RC> So Fedora will never have java packages of its own and depend on RC> jpp?
I'm having trouble understanding how you get from spot's statement above to your conclusion.
There are some packages which come from jpackage and there are some that don't.
Then you might be able to explain why
- compatibility to packages from a 3rd party repo such as jpackage are
of any importance to Fedora.
Except that people ARE mixing jpp-packages with Fedora, just like they do with freshrpms, atrpms, livna, dribble and many others I don't see any difference.
I don't think it's bad that Fedora cares about compatibility with 3rd party repos,
Neither do I.
in fact I wish that this kind of mutual cooperation rather extends.
Exactly this is the point, I am asking: Why explicitly care about jpp?
OK, sorry I misunderstood you completely, I read your comments like criticism for cooperation.
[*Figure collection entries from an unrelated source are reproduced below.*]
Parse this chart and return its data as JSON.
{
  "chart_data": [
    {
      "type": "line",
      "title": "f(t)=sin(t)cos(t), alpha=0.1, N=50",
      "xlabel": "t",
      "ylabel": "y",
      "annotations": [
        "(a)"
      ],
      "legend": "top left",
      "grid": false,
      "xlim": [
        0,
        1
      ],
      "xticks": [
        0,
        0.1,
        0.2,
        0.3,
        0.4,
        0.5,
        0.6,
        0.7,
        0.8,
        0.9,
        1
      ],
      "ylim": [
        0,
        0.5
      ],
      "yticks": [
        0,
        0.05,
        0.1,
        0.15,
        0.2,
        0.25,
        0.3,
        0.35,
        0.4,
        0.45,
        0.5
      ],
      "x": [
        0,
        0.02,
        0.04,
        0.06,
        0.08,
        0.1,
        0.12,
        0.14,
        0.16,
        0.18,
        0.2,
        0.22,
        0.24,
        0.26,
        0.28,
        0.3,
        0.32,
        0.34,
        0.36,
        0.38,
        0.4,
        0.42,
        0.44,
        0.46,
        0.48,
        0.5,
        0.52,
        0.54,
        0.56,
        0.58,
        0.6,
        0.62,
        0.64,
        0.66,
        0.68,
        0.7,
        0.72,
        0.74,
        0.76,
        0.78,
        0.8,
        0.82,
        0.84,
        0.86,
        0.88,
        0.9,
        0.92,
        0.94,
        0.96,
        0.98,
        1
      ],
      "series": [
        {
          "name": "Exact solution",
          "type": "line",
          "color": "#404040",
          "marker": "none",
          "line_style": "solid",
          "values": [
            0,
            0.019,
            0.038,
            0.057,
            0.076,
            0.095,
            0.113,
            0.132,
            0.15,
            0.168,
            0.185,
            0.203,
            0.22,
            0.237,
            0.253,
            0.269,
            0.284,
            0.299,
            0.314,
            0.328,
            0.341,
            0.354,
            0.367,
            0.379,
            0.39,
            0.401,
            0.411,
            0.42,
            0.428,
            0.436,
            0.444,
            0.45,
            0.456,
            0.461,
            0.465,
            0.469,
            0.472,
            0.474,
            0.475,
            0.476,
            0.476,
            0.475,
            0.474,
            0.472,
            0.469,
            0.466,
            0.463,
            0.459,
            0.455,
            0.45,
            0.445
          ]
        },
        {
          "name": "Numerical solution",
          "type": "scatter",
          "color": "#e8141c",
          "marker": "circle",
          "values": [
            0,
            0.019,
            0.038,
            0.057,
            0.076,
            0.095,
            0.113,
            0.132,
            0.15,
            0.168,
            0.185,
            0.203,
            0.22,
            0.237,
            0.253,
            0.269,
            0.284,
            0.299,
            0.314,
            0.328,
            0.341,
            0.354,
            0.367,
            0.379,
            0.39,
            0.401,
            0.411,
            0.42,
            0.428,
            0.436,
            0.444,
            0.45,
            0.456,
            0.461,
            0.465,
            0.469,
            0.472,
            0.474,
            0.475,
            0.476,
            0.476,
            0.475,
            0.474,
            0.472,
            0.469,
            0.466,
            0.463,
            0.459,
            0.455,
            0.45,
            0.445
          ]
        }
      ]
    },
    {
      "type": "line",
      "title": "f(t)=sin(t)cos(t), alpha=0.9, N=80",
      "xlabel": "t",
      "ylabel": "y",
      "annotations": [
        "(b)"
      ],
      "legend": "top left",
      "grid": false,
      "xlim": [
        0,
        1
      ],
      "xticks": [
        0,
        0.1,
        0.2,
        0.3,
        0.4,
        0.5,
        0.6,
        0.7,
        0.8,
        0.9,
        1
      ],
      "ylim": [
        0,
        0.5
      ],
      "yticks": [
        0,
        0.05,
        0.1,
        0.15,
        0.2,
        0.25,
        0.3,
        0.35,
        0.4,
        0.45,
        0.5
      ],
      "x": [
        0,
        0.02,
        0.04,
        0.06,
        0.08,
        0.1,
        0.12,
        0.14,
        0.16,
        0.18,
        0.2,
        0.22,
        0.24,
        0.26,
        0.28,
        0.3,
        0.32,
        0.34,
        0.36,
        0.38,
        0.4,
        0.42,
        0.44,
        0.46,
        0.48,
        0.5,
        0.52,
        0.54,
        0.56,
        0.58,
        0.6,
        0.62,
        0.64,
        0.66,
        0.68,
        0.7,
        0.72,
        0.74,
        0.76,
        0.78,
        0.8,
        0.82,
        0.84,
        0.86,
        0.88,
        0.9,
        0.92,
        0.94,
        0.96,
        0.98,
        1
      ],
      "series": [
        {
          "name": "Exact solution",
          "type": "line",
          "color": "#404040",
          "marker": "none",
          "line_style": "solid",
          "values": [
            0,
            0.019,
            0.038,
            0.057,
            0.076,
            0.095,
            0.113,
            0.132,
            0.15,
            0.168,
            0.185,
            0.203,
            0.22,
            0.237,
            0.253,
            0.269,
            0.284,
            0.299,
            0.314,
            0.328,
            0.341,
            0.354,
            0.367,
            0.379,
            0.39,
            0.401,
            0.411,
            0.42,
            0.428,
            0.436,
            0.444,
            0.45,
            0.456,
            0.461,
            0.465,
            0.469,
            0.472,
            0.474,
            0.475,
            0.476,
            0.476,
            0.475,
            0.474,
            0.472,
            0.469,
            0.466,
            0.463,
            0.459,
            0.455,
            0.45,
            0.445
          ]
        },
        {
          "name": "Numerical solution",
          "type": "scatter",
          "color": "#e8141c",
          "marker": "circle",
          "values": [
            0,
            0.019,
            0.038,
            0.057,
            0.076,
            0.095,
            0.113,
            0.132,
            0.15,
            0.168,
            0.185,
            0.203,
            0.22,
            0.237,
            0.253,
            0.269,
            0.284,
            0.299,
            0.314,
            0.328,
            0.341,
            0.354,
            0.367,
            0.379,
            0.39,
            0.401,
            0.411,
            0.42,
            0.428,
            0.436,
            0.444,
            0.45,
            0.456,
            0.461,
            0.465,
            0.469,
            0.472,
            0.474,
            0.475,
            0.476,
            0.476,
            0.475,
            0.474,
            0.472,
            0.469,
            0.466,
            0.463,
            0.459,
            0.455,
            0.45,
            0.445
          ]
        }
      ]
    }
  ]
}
I can only guess about why jpp is treated "better" than other repos:
o one needs to start somewhere o java is a key technology also required for RHEL, so there is vital interest in RH for it. o less patent encumbered/closed source parts than other repos o good quality packaging
If I didn't knew better I'd add
o good cooperation with the 3rd party maintainers
but according to some of Jesse's comments this seems to be less the case (or was, it may have improved since).